The U.S. already has a national health care system. In fact, it has two: Medicare for the nation’s seniors and Medicaid for its poor. There is almost universal agreement that this country’s patchwork system of care for everyone else is in dire need of reform. For those who can afford Cadillac health insurance, the system functions just fine—access on demand, top care, good results. But for far too many people, health insurance is too expensive, access can be difficult, and care is spotty. And the huge financial cost the system extracts is untenable. Even those most opposed to Obamacare feel compelled to offer up some form of system change.
Yet the successes and struggles of Obamacare provide a mirror of what’s possible—and what’s not—for the future of any vision of national health care. The successes—millions more people insured, countless new initiatives, and, not often noted, new approaches to care being taught in the nation’s medical schools—are significant plusses. Now the nascent reform must continue to grapple with huge questions:
Access. Does having an insurance card get you in to see a doctor? In too many places, the answer is no, or not without difficulty.
Cost. Despite the reform’s attempts to lower the dollars spent on care, significant reductions could take decades. With the prospect of a growing-older society, there will be enormous pressures to confront.
System. The biggest question: how to bring order to the competition among huge players—hospital systems, physician groups, insurance plans, and Big Pharma? They, along with small and large business, have dominated the health care landscape in this country for decades and all are positioning themselves for advantage in whatever new system ensues.
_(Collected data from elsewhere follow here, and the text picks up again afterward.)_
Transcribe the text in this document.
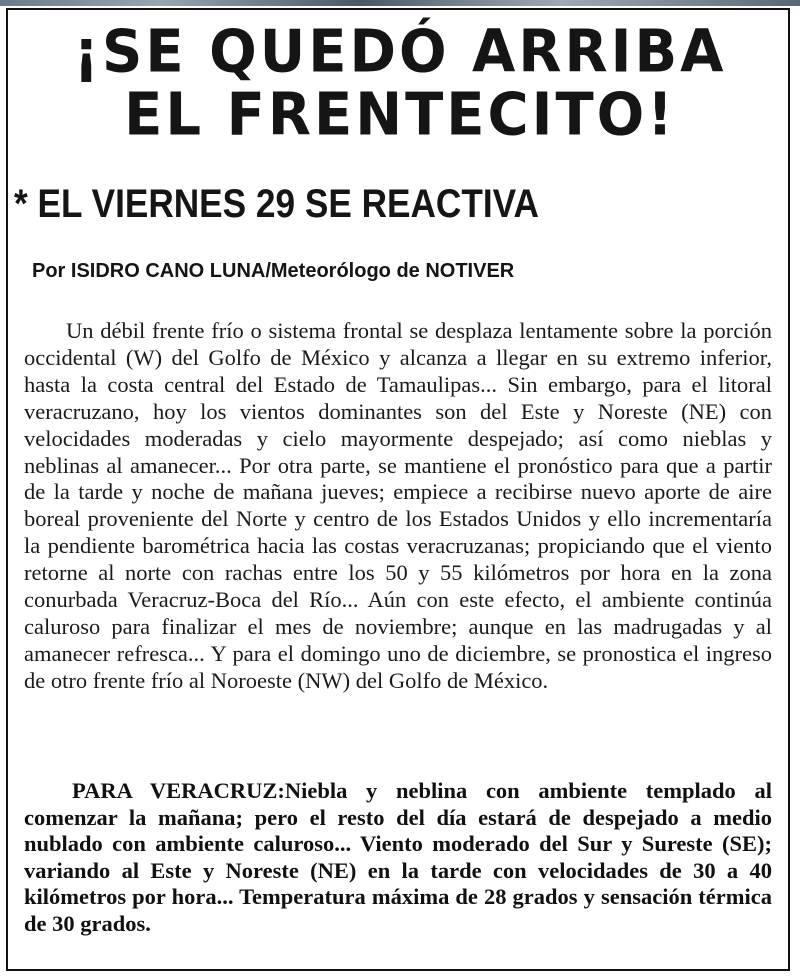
¡SE QUEDÓ ARRIBA
EL FRENTECITO!
* EL VIERNES 29 SE REACTIVA

Por ISIDRO CANO LUNA/Meteorólogo de NOTIVER

Un débil frente frío o sistema frontal se desplaza lentamente sobre la porción occidental (W) del Golfo de México y alcanza a llegar en su extremo inferior, hasta la costa central del Estado de Tamaulipas... Sin embargo, para el litoral veracruzano, hoy los vientos dominantes son del Este y Noreste (NE) con velocidades moderadas y cielo mayormente despejado; así como nieblas y neblinas al amanecer... Por otra parte, se mantiene el pronóstico para que a partir de la tarde y noche de mañana jueves; empiece a recibirse nuevo aporte de aire boreal proveniente del Norte y centro de los Estados Unidos y ello incrementaría la pendiente barométrica hacia las costas veracruzanas; propiciando que el viento retorne al norte con rachas entre los 50 y 55 kilómetros por hora en la zona conurbada Veracruz-Boca del Río... Aún con este efecto, el ambiente continúa caluroso para finalizar el mes de noviembre; aunque en las madrugadas y al amanecer refresca... Y para el domingo uno de diciembre, se pronostica el ingreso de otro frente frío al Noroeste (NW) del Golfo de México.

PARA VERACRUZ:Niebla y neblina con ambiente templado al comenzar la mañana; pero el resto del día estará de despejado a medio nublado con ambiente caluroso... Viento moderado del Sur y Sureste (SE); variando al Este y Noreste (NE) en la tarde con velocidades de 30 a 40 kilómetros por hora... Temperatura máxima de 28 grados y sensación térmica de 30 grados.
Richard Kipling is the executive director and senior editor of the Center for Health Reporting at USC's Schaeffer Center for Health Policy and Economics.
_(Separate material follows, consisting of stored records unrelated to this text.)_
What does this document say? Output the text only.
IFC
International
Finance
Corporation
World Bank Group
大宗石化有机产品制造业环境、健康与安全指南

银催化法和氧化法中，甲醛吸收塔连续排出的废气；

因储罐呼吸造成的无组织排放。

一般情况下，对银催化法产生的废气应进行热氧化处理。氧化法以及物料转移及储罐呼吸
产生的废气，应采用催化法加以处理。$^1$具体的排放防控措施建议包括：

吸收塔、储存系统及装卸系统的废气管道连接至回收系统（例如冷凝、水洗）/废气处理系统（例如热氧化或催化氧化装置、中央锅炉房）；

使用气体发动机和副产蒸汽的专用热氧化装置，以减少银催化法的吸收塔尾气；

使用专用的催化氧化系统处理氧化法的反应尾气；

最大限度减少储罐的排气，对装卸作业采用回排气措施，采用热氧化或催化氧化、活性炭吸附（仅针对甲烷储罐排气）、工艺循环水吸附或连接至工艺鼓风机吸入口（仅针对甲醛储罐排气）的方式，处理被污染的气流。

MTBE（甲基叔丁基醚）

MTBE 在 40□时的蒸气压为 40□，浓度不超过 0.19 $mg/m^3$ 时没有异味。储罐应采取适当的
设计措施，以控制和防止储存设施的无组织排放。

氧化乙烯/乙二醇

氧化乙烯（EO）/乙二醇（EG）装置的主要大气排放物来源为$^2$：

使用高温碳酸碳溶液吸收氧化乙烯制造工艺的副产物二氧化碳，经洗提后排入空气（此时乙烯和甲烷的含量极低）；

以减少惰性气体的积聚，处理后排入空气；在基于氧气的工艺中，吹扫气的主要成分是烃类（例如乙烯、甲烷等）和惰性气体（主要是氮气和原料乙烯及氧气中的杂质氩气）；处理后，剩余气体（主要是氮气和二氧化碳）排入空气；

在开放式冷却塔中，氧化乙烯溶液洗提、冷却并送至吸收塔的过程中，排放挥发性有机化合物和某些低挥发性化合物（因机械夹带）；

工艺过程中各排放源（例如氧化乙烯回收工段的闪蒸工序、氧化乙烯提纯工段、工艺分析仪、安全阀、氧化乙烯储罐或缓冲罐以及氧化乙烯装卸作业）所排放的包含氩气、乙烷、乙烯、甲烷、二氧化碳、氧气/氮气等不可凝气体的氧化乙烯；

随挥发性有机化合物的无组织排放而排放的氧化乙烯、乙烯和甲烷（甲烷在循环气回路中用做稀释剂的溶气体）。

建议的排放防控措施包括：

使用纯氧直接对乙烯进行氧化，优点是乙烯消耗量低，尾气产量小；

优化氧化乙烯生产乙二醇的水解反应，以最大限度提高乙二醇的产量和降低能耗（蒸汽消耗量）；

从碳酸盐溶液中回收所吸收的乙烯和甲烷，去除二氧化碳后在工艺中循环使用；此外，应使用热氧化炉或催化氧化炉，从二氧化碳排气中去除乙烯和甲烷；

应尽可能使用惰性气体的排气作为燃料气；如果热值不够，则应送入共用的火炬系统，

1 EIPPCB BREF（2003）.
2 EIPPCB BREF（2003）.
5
One of the worst ways to think about health care reform is to pose the false choice of “Should health care be a right or a privilege?” Declaring health care to be some sort of legally enforceable “right” degrades quality and causes more patients to not get the treatment they need. In most nations, government attempts to make health care a “right” have suppressed the development of new medical therapies. In the United States, such efforts have fueled problems with pre-existing conditions (by favoring employer-sponsored insurance, for instance, which disappears when workers retire or get too sick to work), high prices for medicines and procedures, and high health-insurance premiums, while also discouraging innovations that would solve these problems.
The goal of health care reform should be a system that constantly makes health care better, more affordable, and more secure. The best tool humans have devised to bring goods and services within the reach of more and more people is a market system. A market system rewards innovators who find ways to make goods and services better and more affordable, bringing health care within the reach of people who could not previously afford it. It leaves the rest of society wealthier and better able to care for the smaller number of vulnerable patients who remain.
In America, low-cost retail clinics, integrated health systems like Kaiser Permanente, and falling prices for services like cosmetic surgery and Lasik show that market forces are trying to break through and improve health care for patients. While there will always be some unmet need under any system, the great virtue of a market system is that it uses innovation to fill in the cracks, so that fewer patients fall through.